Molto lentamente comincio a riacquistare lucidità. I miei pensieri si fanno più chiari e da semplici sussurri diventano vere e proprie voci nella mia testa.

Dove sono?

Continuo a ruotare la testa a destra e a sinistra nella speranza di identificare quel luogo. Nulla. Niente mi è familiare. L'ansia inizia a crescere come un piccolo seme: le sue radici cominciano ad affondarsi nel mio subconscio, la pianta si sviluppa sempre di più, si radica nella mia persona. La sento attraversarmi le membra dai piedi fin sopra la testa, in ogni angolo del corpo. Voglio alzarmi. Ho bisogno di muovermi. Cerco di sollevare un braccio. Non si muove. Provo con l'altro. Paralizzato. Tento con le gambe. Immobilizzate anch'esse. La pianta dell'angoscia fiorisce liberando nelle mie vene la paura. Il terrore.

Provo di nuovo a spostare i miei arti ma sento che il loro movimento è impedito da qualcosa. Sollevo leggermente la testa e riesco a vederli: le braccia si trovano ai margini del busto, le gambe sono vicine fra loro e tese. Tutto è intrappolato in morse di metallo. Presa dal panico, inizio ad agitare l'intero corpo con l'ingenua intenzione di liberarmi, ma naturalmente non faccio altro che tagliarmi polsi e caviglie. Solo quando inizio a sentire il bruciore delle ferite e il caldo sangue colare mi ricompongo. Devo rimanere calma. Devo rimanere calma. Devo rimanere calma.

Faccio un respiro.

Prima cosa da fare: riordinare i pensieri.

Come sono arrivata qui?

Cerco di ricordare quello che ho fatto il giorno prima. Le tempie pulsano sempre più forte per lo sforzo.

Dove sono stata?

Con chi sono stata?

Niente. Non mi viene in mente niente. Solo un nero denso che si allargava come una macchia di inchiostro nella mia testa.

Chi sono io?

Come mi chiamo?

Quanti anni ho?

Non ricordo più nulla.

Cosa ci faccio qui?

Sento un rumore dietro di me ma non riesco a girarmi per controllare. Posso però intuire che si tratta del cigolio di una porta che si apre. Sento dei passi avvicinarsi: colpiscono con forza il pavimento coi talloni riempiendo la stanza di una cacofonia di battiti disarmonici.
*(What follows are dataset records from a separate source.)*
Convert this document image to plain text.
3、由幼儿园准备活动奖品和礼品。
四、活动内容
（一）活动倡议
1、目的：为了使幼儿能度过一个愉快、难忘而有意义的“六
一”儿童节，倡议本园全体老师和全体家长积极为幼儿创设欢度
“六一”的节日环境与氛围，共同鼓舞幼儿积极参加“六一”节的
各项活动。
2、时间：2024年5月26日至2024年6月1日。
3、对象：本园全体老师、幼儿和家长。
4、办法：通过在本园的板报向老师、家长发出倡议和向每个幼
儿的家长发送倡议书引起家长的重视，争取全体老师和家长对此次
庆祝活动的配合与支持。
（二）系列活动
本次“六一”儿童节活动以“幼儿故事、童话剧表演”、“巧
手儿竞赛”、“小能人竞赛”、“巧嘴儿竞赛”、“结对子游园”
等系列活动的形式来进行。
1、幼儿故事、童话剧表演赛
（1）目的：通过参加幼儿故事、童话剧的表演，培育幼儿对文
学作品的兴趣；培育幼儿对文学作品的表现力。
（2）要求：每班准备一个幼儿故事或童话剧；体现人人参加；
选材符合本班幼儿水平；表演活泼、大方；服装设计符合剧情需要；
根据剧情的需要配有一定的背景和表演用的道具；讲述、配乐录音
-Voi preparate tutto il necessario- dice una voce maschile.

-Va bene, dottore-

Un uomo ed una donna in divisa da infermiere entrano nel mio campo visivo e si avvicinano al tavolino di metallo accanto a me. Hanno il capo avvolto in una cuffia ed una mascherina gli ricopre la bocca. Solo gli occhi rimangono liberi da ogni vincolo, occhi che però avrei preferito non vedere. Occhi di vetro, vuoti, privi di sentimento. Mentre li vedo armeggiare con gli strumenti il mio respiro diventa sempre più veloce e pesante: sollevano garze, pinze, aghi. Siringhe. Bisturi.